We compare our method with several state-of-the-art vessel segmentation methods, and also report the ground truth labeling of the second observer as the performance of a human observer. Our DeepVessel system outputs a probability map, and Otsu’s thresholding method [13] is employed to obtain the binary labeling result automatically in the experiments. Table 1 lists the performances on the three datasets, where the reported performance scores from the original papers are used. Our method obtains the best Accuracy scores among the methods, which include the other DL method [9] on the DRIVE dataset. And our method obtains Accuracy performance similar to the human observer on the CHASE_DB1 dataset and a better Accuracy score on the other two datasets.

We provide the results produced by the individual and average fusion results of the side-output layers in Table 1. We also report our results without side-output layers (DeepVessel w/o S).
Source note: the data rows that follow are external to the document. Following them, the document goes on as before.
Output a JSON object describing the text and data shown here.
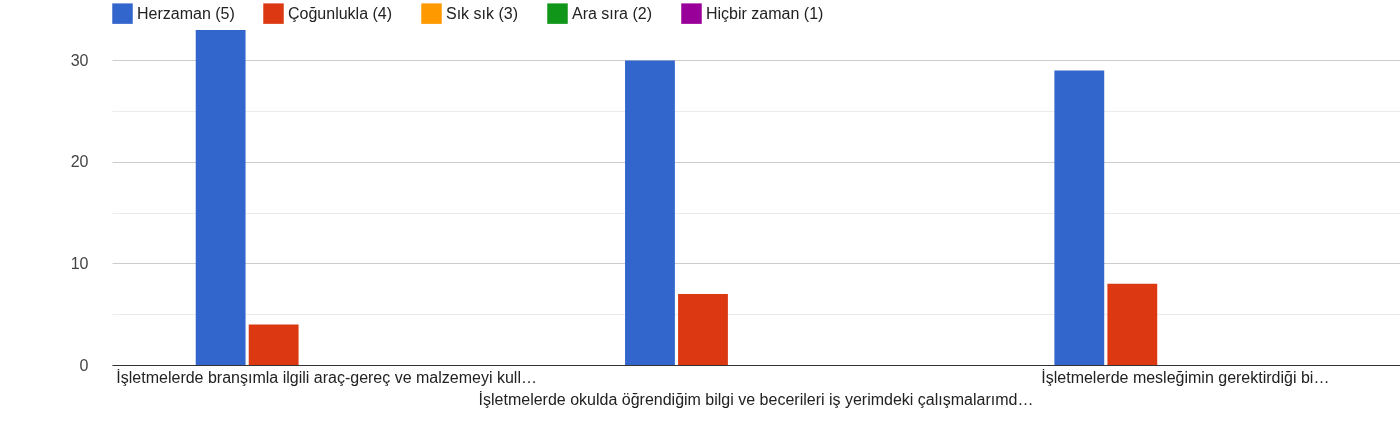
{
  "chart_data": {
    "type": "bar",
    "categories": [
      "İşletmelerde branşımla ilgili araç-gereç ve malzemeyi kull…",
      "İşletmelerde okulda öğrendiğim bilgi ve becerileri iş yerimdeki çalışmalarımd…",
      "İşletmelerde mesleğimin gerektirdiği bi…"
    ],
    "series": [
      {
        "name": "Herzaman (5)",
        "color": "#3366cc",
        "values": [
          33,
          30,
          29
        ]
      },
      {
        "name": "Çoğunlukla (4)",
        "color": "#dc3912",
        "values": [
          4,
          7,
          8
        ]
      },
      {
        "name": "Sık sık (3)",
        "color": "#ff9900",
        "values": [
          0,
          0,
          0
        ]
      },
      {
        "name": "Ara sıra (2)",
        "color": "#109618",
        "values": [
          0,
          0,
          0
        ]
      },
      {
        "name": "Hiçbir zaman (1)",
        "color": "#990099",
        "values": [
          0,
          0,
          0
        ]
      }
    ],
    "ylim": [
      0,
      33
    ],
    "yticks": [
      0,
      {
        "value": 5,
        "label": null
      },
      10,
      {
        "value": 15,
        "label": null
      },
      20,
      {
        "value": 25,
        "label": null
      },
      30
    ],
    "grid": "y",
    "legend": "top"
  }
}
We observe that the second and third side-output layers obtain better performance than the other two layers, which is also observed in Fig. 3. The side-output fusion combines all the side-output layer outputs and generally performs better than any of the individual layers and the version without side-output layers. Figure 4 displays some results. It can be observed that our DeepVessel with CRF produces a clearer vessel segmentation result than the fusion result from only the side-output layers, especially for pathological regions as shown in the second row of Fig. 4.

Fig. 4.
figure 4

Examples of results from the dataset. From top to bottom are the fundus images from the DRIVE, STARE, and CHASE_DB1 datasets. From left to right: (A) Fundus images, (B) Ground truth, (C) Fusion results of side-output layers, (D) Our DeepVessel results, (E) Thresholded DeepVessel results

4 Conclusion

In this paper, we have developed a retinal vessel segmentation method, called DeepVessel, based on a novel deep learning architecture. A discriminative representation is learned by a CNN with side-output layers, and a high quality vessel probability map is produced using a CRF layer. We have demonstrated that our system produces state-of-the-art results on three publicly available datasets.